The study results reinforce the importance of early effective antimicrobial therapy for improving clinical outcomes, according to Thomas M. File Jr., MD, MSc, MACP, FIDSA, FCCP, who was not part of the study.
“The challenge to us as clinicians is to be able to decide when we should empirically use the newer, more expensive agents to target the more resistant pathogens, such as cefepime versus ceftazidime-avibactam. As the authors indicate in the conclusion, one possible answer is through rapid diagnostic tests that can identify resistant genes via molecular methods before results of standard antimicrobial susceptibility tests are available,” explained Dr. File, the chair of the Infectious Disease Division and co-director of the antimicrobial stewardship program at Summa Health, in Akron, Ohio. He is also a professor of internal medicine, a master teacher and the chair of the Infectious Disease Section at Northeast Ohio Medical University, in Rootstown, as well as an editorial advisory board member of Infectious Disease Special Edition.

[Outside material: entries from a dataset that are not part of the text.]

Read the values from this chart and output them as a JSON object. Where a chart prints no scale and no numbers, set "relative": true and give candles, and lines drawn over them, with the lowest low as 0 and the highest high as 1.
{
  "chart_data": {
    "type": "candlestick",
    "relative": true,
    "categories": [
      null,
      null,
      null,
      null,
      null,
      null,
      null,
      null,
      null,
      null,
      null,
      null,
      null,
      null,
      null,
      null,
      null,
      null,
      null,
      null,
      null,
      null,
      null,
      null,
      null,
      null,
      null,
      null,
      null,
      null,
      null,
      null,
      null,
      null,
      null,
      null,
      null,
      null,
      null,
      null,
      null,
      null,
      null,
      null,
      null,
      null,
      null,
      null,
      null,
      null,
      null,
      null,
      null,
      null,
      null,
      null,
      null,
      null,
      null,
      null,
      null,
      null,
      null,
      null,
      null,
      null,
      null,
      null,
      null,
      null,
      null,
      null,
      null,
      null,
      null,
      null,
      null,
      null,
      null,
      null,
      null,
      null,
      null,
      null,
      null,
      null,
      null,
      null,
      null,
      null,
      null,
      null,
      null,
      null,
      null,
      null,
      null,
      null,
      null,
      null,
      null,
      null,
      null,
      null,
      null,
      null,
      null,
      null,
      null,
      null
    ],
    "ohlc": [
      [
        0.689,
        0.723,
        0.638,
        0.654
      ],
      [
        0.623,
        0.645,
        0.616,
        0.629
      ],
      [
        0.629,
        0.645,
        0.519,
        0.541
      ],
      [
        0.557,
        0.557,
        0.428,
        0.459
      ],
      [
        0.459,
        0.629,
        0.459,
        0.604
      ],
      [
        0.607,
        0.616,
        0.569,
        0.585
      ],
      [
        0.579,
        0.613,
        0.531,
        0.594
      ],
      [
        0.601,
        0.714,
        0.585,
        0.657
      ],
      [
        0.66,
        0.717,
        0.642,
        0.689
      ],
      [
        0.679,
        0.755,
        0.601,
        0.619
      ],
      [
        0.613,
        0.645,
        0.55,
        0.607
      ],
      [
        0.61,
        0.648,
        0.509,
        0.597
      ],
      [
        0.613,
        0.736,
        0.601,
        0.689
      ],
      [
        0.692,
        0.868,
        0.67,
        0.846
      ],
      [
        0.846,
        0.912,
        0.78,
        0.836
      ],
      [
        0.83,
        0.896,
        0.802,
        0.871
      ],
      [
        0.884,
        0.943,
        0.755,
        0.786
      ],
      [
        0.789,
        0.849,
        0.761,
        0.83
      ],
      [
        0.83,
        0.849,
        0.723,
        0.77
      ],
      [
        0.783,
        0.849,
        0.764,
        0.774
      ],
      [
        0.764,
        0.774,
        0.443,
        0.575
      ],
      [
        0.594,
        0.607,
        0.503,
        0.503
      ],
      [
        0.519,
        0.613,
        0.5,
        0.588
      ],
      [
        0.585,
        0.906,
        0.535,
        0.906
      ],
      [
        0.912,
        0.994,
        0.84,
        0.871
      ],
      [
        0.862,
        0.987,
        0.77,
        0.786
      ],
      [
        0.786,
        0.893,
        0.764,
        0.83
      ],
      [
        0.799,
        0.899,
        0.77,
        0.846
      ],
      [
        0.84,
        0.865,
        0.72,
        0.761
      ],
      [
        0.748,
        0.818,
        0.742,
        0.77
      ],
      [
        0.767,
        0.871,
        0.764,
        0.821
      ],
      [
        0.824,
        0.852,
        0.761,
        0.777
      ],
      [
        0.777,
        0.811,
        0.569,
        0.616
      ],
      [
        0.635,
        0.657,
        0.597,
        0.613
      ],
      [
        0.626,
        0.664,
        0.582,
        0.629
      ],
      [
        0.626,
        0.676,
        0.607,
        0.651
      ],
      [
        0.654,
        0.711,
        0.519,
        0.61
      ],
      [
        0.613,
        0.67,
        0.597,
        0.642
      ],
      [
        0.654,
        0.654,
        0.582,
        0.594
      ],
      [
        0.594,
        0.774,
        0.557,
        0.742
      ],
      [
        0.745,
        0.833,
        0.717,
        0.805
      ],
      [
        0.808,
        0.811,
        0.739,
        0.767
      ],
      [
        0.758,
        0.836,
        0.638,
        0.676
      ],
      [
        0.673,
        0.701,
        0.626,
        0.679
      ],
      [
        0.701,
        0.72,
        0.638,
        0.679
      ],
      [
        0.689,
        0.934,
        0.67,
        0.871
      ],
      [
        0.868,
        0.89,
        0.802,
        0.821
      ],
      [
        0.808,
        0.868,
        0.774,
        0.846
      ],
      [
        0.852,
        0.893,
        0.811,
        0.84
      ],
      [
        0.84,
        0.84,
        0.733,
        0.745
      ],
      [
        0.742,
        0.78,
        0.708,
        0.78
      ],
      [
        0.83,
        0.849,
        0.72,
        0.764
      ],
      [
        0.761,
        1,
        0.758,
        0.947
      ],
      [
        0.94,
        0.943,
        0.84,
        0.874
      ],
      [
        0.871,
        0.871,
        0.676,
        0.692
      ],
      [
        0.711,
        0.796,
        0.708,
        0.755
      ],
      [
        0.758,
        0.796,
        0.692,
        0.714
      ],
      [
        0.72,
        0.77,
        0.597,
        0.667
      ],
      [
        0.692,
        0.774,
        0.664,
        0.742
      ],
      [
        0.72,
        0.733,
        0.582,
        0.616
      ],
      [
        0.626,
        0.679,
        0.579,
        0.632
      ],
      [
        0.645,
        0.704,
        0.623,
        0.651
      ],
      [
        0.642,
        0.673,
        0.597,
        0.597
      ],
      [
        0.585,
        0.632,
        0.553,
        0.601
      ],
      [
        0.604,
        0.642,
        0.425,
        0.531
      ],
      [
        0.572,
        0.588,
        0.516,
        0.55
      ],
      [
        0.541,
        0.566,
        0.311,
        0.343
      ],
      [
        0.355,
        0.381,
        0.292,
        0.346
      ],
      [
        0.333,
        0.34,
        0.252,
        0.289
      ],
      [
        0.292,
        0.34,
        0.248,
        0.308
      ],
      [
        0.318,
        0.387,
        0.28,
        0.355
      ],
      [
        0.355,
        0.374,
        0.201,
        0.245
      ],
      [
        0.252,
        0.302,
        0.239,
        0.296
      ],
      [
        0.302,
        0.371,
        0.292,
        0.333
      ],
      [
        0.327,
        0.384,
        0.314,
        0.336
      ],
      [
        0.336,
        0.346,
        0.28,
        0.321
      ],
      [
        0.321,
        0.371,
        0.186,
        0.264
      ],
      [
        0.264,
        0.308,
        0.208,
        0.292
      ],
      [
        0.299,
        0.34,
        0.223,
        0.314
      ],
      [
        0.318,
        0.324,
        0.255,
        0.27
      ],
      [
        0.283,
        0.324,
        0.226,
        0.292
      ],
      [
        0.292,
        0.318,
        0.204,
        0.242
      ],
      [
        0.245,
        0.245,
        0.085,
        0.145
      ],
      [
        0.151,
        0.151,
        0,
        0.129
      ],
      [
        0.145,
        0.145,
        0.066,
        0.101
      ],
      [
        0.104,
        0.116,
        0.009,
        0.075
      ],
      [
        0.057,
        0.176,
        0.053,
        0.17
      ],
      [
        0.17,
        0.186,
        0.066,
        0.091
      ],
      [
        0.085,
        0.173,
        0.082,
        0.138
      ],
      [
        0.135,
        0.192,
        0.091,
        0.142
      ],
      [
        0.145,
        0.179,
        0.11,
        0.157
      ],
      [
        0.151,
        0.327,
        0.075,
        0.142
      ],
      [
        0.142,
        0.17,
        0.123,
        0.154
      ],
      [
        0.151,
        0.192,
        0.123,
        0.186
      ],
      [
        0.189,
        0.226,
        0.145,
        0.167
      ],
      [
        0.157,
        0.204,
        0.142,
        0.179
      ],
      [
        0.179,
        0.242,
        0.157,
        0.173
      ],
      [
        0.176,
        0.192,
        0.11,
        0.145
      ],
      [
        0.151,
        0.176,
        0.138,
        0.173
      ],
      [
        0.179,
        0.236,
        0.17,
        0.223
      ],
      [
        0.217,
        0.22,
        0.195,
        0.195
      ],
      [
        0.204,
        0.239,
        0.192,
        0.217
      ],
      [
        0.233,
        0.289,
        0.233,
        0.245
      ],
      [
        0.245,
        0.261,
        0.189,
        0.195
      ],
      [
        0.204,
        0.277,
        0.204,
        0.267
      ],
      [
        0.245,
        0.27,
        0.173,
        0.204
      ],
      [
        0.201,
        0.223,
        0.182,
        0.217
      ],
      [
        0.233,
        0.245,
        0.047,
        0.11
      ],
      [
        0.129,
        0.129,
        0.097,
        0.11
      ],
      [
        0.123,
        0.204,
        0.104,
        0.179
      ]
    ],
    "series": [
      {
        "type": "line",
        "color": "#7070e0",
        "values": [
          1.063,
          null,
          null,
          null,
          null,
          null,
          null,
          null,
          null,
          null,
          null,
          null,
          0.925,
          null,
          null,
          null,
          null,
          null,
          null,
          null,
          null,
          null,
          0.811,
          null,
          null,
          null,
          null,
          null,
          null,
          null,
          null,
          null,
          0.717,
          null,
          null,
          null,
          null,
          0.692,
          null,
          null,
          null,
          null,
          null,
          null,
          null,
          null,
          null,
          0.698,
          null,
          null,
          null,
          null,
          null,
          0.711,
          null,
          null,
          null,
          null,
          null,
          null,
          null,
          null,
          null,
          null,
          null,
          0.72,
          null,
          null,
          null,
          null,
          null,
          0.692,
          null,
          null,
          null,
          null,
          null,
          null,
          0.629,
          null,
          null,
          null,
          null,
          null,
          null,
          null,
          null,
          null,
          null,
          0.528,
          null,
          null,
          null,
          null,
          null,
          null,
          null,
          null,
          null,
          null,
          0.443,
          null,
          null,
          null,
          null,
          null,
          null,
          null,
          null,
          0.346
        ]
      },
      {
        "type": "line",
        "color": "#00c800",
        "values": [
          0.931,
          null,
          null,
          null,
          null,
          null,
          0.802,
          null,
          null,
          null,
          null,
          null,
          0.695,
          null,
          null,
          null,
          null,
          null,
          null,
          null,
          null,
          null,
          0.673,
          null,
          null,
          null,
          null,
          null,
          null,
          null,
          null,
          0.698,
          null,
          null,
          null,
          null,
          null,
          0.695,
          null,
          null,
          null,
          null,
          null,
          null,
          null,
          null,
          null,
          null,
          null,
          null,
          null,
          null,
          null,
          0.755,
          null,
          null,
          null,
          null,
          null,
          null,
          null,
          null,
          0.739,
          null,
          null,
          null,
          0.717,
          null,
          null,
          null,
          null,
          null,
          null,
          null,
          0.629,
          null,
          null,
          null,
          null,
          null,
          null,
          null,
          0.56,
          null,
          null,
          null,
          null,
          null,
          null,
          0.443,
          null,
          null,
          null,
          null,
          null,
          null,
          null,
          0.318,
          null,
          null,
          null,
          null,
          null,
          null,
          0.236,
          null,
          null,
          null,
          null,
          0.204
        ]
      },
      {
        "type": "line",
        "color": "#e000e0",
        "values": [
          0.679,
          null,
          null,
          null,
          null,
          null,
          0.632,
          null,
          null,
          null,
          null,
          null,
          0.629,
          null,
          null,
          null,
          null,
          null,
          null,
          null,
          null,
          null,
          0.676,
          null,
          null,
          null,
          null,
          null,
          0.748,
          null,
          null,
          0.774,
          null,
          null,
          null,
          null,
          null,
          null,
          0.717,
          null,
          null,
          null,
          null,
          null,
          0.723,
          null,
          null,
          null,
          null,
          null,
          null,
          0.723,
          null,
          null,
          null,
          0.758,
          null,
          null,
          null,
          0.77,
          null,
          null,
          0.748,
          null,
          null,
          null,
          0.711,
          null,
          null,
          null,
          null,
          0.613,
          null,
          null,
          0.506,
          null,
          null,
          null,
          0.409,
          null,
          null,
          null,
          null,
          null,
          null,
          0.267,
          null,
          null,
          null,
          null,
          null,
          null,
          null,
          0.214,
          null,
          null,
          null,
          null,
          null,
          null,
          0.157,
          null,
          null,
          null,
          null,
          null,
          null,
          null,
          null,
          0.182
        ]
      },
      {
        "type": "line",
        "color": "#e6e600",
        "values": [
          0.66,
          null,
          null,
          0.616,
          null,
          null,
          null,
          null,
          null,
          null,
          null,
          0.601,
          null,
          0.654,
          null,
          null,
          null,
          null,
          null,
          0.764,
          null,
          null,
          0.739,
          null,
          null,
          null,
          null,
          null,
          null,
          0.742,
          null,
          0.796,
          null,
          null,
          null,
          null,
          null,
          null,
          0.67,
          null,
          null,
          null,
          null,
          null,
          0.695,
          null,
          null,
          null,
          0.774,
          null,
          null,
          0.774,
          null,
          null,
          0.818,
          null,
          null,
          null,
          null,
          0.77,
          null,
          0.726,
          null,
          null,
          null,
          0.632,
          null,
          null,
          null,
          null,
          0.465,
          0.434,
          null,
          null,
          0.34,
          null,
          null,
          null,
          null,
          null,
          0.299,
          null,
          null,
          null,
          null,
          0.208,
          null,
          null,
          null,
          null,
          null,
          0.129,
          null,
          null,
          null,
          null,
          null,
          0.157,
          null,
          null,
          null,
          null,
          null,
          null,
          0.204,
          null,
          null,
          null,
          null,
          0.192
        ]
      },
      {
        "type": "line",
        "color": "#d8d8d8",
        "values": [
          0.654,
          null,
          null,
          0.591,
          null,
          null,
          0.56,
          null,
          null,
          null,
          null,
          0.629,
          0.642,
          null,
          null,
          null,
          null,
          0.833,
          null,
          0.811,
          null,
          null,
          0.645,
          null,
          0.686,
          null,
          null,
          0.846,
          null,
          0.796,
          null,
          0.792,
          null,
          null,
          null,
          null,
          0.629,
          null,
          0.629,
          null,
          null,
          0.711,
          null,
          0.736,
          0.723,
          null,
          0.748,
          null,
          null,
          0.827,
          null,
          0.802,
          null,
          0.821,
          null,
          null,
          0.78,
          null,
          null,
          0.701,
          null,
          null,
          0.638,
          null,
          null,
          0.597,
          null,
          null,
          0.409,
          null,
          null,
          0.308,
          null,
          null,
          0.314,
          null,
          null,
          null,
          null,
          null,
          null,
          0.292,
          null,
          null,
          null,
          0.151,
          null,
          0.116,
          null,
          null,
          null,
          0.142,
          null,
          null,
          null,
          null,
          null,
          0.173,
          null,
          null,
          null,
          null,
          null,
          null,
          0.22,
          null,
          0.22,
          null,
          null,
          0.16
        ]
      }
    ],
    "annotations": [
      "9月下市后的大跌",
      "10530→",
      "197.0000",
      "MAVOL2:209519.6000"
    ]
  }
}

More Data to Come at IDWeek
Dr. Kunz Coyne will be presenting data about early versus late CZA for carbapenem-resistant Enterobacterales (CRE) infections at IDWeek in mid-October, in Boston. In that study, early and late CZA were again defined as drug administration within 48 hours of culture collection and after 48 hours, respectively. Currently, there are 23 medical centers across the five U.S. regions participating in the study.
This study was funded through a collaborative study grant from AbbVie. Dr. Kunz Coyne wanted to acknowledge her co-authors: Kristen Lucas, Paige Witucki, Carolina Orzol, Callan Bleick, Michael J. Rybak, James Truong, Justin Andrade, John Cerenzio, Mark Biagi, Michaela Todd and Michael Veve.
This article is from the August 2023 print issue.